On avait évoqué à sa sortie le beau EP de Bleu Reine, Elémentaire. Loin des lions en constitue le troisième extrait et nous confronte à nouveau au sentiment de magie électrique qui se dégage des meilleurs morceaux de la jeune parisienne.
Loin des Lions parle de coups de griffe et d’envie de fuite, du sentiment de se sentir cernés par les menaces et de prendre le champ pour une cavale infernale et nocturne. Le texte est gentiment elliptique et permet à chacun d’investir la pièce avec ses propres angoisses.
Encore cent bornes à attendre/ Des fourmis, des éclairs / Si tu me vois descendre / En cours de route me taire/ Des mirages hors saison/ Des piscines, des maisons/ Encore en cavale/ Loin des lions/ Encore un tome à plier / Des amandiers, des cimes / Si tu m’entends crier / Dans ton blouson en jean/ Des regards, des silences / Des coups de griffes, de chance Encore en cavale A contresens Oh, loin des lions.
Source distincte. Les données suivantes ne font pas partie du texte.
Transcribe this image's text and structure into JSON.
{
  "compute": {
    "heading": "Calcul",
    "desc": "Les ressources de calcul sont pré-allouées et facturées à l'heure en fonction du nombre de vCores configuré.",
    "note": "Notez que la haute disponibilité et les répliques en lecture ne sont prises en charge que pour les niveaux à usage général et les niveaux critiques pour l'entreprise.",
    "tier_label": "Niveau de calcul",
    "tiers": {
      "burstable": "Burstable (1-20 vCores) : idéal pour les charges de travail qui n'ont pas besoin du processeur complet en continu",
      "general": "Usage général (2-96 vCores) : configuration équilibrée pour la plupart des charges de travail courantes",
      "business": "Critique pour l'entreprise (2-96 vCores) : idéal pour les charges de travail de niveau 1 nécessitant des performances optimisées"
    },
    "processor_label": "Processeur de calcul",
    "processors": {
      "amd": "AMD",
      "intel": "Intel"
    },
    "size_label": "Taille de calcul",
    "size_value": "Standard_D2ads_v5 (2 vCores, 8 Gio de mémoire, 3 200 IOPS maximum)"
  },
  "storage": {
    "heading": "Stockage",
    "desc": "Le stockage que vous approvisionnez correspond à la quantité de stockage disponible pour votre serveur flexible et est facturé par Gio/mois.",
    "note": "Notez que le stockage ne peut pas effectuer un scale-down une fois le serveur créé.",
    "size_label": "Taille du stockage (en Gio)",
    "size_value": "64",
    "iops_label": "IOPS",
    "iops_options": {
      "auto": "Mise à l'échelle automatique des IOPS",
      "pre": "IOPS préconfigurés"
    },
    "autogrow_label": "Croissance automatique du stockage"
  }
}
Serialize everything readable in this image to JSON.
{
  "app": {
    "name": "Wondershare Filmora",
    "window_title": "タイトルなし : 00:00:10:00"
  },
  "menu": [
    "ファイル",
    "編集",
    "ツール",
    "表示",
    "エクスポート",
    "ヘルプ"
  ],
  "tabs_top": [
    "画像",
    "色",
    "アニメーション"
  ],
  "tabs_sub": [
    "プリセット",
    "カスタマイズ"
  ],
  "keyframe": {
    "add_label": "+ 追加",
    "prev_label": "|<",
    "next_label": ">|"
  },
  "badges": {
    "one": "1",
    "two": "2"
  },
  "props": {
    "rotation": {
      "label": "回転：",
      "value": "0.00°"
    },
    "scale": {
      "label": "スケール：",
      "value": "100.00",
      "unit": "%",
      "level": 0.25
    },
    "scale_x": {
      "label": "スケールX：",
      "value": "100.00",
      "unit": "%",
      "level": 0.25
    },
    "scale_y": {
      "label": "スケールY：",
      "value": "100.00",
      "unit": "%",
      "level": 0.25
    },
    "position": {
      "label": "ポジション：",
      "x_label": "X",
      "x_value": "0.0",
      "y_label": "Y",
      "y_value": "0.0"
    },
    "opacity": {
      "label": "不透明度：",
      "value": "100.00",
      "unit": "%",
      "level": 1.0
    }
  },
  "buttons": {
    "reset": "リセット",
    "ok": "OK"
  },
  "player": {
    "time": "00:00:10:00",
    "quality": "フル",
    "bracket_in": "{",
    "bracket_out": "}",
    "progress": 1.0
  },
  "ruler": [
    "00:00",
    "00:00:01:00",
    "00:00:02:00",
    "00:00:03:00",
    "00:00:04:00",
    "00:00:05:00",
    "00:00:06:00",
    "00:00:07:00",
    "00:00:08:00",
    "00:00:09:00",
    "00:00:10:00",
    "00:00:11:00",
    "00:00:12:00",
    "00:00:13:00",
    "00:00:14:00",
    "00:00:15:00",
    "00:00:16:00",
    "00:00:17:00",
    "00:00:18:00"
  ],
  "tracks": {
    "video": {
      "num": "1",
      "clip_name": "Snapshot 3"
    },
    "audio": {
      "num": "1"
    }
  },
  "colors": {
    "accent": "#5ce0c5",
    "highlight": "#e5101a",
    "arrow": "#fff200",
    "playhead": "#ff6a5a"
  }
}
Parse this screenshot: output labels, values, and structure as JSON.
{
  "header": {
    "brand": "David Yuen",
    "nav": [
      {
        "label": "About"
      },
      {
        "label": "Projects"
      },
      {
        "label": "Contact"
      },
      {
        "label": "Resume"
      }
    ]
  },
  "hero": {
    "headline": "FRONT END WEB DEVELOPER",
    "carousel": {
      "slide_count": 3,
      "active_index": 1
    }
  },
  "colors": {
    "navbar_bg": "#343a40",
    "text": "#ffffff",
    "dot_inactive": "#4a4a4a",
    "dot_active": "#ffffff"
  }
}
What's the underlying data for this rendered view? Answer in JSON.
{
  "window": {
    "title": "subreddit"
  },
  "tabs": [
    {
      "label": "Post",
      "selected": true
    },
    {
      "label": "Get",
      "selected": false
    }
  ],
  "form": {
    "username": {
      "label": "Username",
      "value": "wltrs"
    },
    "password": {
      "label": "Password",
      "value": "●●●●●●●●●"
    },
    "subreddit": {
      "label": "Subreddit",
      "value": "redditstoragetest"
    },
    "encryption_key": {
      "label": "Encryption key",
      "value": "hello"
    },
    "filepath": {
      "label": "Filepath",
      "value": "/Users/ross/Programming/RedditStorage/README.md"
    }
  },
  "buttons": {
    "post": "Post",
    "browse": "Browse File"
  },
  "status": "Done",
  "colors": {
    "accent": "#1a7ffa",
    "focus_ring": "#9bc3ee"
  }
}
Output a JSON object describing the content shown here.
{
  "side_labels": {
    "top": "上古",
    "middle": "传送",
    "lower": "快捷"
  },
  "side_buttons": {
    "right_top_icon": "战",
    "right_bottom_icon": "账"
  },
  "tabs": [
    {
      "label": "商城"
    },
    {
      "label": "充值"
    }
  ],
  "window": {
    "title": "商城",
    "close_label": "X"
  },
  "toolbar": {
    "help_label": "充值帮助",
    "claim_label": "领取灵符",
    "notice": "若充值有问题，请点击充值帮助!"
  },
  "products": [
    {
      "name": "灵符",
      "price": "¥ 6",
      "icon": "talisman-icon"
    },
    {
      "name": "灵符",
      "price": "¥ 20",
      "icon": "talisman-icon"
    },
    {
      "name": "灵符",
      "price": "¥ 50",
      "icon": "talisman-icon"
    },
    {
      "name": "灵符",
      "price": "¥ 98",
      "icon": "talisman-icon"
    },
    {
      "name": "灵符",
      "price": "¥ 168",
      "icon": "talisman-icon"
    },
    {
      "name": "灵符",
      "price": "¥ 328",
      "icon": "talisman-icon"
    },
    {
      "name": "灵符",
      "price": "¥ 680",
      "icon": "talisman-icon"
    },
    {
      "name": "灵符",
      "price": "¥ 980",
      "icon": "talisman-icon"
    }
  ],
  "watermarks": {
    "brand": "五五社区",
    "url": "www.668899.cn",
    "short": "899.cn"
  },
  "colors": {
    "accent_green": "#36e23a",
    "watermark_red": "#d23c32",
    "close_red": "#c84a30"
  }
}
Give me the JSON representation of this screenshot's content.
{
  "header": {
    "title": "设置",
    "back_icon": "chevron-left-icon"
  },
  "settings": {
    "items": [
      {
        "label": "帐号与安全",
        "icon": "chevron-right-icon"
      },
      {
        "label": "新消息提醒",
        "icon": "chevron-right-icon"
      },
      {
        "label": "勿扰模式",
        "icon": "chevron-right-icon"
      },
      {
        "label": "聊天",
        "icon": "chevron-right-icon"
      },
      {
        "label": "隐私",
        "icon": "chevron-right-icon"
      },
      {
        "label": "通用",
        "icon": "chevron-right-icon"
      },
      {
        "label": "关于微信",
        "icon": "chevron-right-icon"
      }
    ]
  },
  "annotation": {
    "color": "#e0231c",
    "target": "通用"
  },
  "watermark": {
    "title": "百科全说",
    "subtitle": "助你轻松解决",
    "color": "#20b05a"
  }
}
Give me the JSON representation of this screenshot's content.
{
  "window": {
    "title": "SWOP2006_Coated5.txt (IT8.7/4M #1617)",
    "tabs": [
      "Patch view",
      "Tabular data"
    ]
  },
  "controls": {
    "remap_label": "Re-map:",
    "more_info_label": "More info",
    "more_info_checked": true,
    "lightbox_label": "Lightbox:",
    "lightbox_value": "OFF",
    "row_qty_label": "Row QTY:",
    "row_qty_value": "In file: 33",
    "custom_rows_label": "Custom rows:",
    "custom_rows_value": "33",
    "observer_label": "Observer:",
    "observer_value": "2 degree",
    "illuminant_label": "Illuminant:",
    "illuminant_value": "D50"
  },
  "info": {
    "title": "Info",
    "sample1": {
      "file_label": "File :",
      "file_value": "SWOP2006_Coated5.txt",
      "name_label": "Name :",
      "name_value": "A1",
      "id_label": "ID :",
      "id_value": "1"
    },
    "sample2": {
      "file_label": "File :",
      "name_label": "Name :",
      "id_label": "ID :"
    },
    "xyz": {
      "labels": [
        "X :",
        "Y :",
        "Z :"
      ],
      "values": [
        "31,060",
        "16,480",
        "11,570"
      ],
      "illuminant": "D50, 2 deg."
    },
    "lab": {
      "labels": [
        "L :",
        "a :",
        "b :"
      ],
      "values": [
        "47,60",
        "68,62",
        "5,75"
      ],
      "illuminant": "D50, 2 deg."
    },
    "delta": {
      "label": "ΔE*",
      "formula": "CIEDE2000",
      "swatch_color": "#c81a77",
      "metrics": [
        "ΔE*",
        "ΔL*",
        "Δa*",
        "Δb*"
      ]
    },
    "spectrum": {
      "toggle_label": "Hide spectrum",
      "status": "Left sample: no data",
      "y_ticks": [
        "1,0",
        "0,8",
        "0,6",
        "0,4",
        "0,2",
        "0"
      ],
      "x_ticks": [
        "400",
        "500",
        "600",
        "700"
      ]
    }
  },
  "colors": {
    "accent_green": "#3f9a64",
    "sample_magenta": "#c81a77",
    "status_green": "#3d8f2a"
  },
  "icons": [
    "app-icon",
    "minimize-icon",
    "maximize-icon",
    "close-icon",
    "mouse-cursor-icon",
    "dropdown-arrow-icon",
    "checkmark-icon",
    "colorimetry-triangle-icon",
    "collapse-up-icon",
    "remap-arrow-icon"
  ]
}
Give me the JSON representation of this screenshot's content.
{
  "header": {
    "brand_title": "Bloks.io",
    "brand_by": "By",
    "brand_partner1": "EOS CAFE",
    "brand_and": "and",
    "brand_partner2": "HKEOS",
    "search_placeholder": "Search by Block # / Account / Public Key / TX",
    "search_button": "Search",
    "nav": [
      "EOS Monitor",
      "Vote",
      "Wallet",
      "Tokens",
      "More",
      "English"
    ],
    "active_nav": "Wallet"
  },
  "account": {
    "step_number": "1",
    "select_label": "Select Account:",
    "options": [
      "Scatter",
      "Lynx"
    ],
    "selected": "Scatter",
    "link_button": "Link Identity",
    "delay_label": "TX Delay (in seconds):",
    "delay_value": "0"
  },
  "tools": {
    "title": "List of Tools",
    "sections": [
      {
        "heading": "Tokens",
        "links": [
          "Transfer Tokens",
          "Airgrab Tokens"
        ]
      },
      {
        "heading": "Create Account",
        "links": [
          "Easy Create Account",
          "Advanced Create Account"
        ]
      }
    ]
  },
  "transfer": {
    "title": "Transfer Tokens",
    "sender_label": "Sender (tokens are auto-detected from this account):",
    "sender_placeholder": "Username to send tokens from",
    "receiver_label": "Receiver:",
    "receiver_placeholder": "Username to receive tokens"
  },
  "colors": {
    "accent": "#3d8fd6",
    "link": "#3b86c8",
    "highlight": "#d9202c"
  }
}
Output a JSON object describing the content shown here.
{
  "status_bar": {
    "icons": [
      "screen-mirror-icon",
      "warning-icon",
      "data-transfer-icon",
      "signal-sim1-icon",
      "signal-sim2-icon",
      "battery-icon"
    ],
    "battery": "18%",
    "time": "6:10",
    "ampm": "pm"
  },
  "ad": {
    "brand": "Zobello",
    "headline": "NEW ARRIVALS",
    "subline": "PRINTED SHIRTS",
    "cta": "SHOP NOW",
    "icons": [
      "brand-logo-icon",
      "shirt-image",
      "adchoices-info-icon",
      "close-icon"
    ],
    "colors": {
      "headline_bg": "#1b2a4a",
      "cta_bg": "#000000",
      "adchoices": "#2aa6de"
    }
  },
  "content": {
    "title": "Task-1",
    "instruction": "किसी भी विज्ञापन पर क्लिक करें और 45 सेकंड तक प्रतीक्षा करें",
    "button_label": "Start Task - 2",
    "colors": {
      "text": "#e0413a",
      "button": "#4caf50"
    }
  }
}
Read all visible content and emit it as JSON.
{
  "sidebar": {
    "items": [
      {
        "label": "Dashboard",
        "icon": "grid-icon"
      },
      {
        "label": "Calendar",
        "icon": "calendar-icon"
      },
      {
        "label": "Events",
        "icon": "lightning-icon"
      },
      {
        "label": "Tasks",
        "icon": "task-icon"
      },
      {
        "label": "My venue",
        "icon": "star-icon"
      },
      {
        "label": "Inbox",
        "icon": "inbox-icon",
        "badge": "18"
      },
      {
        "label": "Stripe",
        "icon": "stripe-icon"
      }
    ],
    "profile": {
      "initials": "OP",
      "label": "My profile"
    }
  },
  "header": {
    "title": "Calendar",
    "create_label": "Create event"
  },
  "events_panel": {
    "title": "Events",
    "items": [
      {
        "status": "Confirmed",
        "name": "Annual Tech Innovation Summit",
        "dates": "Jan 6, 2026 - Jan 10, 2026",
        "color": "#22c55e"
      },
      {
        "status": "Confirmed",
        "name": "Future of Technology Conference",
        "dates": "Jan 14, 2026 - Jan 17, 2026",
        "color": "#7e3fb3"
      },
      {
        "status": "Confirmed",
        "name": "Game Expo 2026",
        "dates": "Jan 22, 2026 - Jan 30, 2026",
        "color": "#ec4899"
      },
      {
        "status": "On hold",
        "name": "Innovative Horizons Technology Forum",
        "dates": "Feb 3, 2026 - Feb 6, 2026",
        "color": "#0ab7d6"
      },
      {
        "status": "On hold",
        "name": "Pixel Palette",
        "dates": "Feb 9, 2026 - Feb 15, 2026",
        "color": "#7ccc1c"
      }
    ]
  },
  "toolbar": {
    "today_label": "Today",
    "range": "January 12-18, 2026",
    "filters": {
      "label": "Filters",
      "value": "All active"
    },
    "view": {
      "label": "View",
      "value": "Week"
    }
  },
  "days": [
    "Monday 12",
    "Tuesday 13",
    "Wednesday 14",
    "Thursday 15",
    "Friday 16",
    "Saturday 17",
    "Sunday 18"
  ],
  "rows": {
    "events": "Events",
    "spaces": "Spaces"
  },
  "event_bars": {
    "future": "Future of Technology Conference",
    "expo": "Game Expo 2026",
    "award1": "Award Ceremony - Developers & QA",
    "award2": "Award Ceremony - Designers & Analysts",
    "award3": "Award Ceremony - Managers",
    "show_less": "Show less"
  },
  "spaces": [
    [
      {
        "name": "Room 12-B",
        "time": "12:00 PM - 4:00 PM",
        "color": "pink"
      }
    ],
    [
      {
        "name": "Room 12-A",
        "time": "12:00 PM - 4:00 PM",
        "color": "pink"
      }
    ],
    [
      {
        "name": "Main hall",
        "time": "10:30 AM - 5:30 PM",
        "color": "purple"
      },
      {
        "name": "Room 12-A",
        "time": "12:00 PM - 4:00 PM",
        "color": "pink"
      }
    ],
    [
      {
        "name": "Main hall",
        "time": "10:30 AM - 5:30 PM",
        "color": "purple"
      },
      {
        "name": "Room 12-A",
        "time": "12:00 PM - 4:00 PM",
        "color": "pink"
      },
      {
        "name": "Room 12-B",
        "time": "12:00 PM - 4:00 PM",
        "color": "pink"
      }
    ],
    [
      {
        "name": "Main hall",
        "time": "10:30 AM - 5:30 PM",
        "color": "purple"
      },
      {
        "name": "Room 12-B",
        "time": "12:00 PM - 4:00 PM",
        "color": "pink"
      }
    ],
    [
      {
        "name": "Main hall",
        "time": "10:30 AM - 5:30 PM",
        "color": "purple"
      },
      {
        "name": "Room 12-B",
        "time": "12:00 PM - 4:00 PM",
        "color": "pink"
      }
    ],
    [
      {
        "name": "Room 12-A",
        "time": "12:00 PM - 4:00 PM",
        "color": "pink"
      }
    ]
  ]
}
La voix de Bleu Reine disparaît/apparaît à l’arrière-plan, comme si elle hésitait entre la fuite et l’affrontement. On retrouve dans l’arrangement et la rythmique, signée Arnault Destal, ce brin de nervosité et de tension qui irradiait les meilleurs pièces du Danger de Françoise Hardy, produit alors par Alain Lubrano et Rodolphe Burger. C’est à cet album ancien (1996) et ce registre à la fois doux, sombre et rock que fait penser le travail de Bleu Reine. Elle fait preuve en tout cas d’une capacité similaire à transformer des attributs (une voix, un visage, une mélodie) que d’aucuns qualifieraient de normaux en un objet artistique exceptionnel. Ce talent là ne demande qu’à fructifier. On espère qu’un album prochain confirmera cela.